Jeder und jede hat eine Meinung und verbreitet sie im Netz. Meistens mit Links zu «Experten», die die eigene Meinung vermeintlich wissenschaftlich und datenbasiert unterstützen. Fazit: Meine Meinung ist die einzig wahre Meinung und wer sie nicht teilt, ist ein Idiot. Ersetze Corona durch Klimawandel und Bill Gates durch Greta Thunberg. Das Resultat ist das Gleiche. Im Mai wurde mir das rechthaberische Gezanke zu blöd und ich löschte meinen Facebook-Account.

Nichts Grosses hält ohne Fluch Einzug in die Welt der Sterblichen.
Sophokles

Was war nochmal die Idee von Facebook und Co?

Social Media. Die Plage des 21. Jahrhunderts. Dabei ging es doch ursprünglich mal darum, mit seinen Freunden in Kontakt zu bleiben. Oder habe ich da was falsch verstanden? Was macht eigentlich Beat aus der sechsten Klasse heute so? Ach, der lebt jetzt mit Andrea in Kanada und betreibt dort ein Bed & Breakfast. Die waren schon damals zusammen. Das ist ja interessant. Und hier noch ein lustiges Katzenvideo. Daumen hoch.

Wann und wie ist Social Media zur Geissel der Menschheit mutiert? Auf Netflix läuft seit Kurzem ein Film, der die Antwort liefert. In «The Social Dilemma» zeichnen ehemals wichtige Mitarbeiter*innen von Google, Facebook und Co eine düstere Zukunft. Nichts weniger als bürgerkriegsähnliche Zustände und den Zusammenbruch der Demokratien sagt die Doku voraus. Trotzdem wird der Trailer dazu auch auf Youtube gezeigt. Ironie.

Wie konnte es soweit kommen?

Diese Frage steht am Anfang des Doku-Dramas. Was ist das Problem mit Social Media? Eine Antwort kommt von Tristan Harris, ehemaliger Design-Ethiker bei Google: «Nie zuvor hatte eine Handvoll Technologie-Designer eine solche Kontrolle darüber, wie Milliarden von uns denken, handeln und leben.»

Und Geld. Natürlich. Es geht ums Geld. Welche Rolle wir dabei spielen? Nun, wenn du für das Produkt nichts bezahlst, bist du das Produkt. Das Businessmodell dieser Firmen besteht darin, uns möglichst lange am Bildschirm zu halten. Wie viel Lebenszeit geben wir Facebook und Co und den Werbetreibenden, die dafür bezahlen, dass wir uns ihre Anzeigen anschauen? Informatiker und Autor Jaron Lanier geht im Film noch einen Schritt weiter, wenn er sagt: «Die allmähliche, geringe, unmerkliche Veränderung von Verhalten und Wahrnehmung ist das Produkt.»
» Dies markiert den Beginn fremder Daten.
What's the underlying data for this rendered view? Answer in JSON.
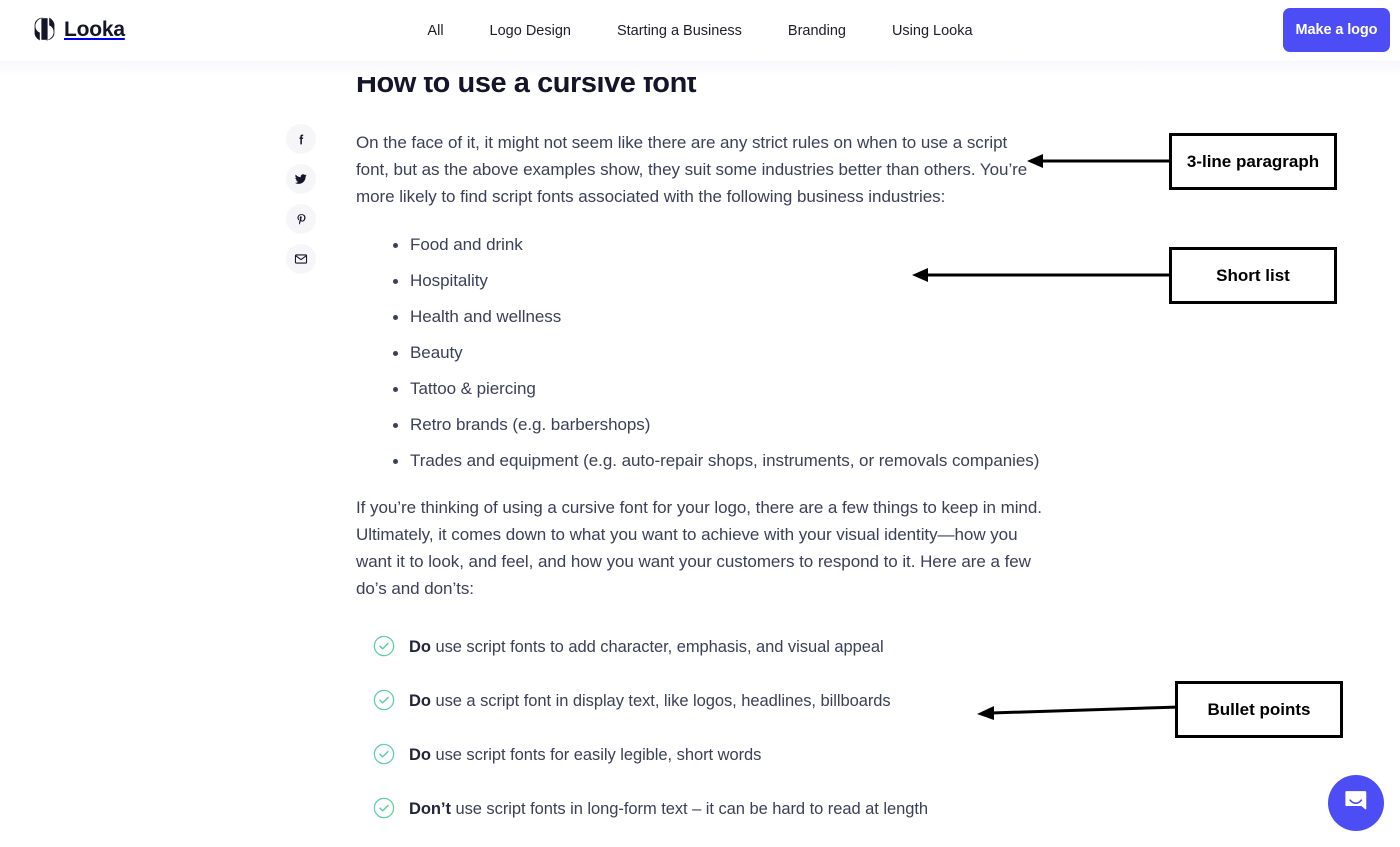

Damit verdienen soziale Medien ihr Geld. Sie ändern, was wir tun, wie wir denken und wer wir sind. Dabei geht es nicht darum, möglichst viele Daten zu sammeln, um diese anschliessend an den Meistbietenden zu verkaufen. Es geht darum, Modelle zu entwickeln, die unsere Handlungen voraussagen. Und wer das beste Modell hat, gewinnt. Auch gern mal eine Präsidentschaftswahl. Was das mit der Welt macht? Well, take a look around.

Willkommen in Dystopia

Es war an einem milden Spätsommerabend im September. Draussen funkelten die letzten Strahlen der Abendsonne auf dem Asphalt. Drinnen lief der Abspann der Netlix-Dok «The Social Dilemma».

Jeder und jede findet in den sozialen Netzwerken die eigene Meinung bestätigt. Alles andere sind Fake News. Wenn wir aber keine gemeinsamen Fakten mehr haben, sind wir geliefert. Schachmatt. Die Folge: Bürgerkriege und der Zusammenbruch der Demokratien. So lässt sich der Film zusammenfassen.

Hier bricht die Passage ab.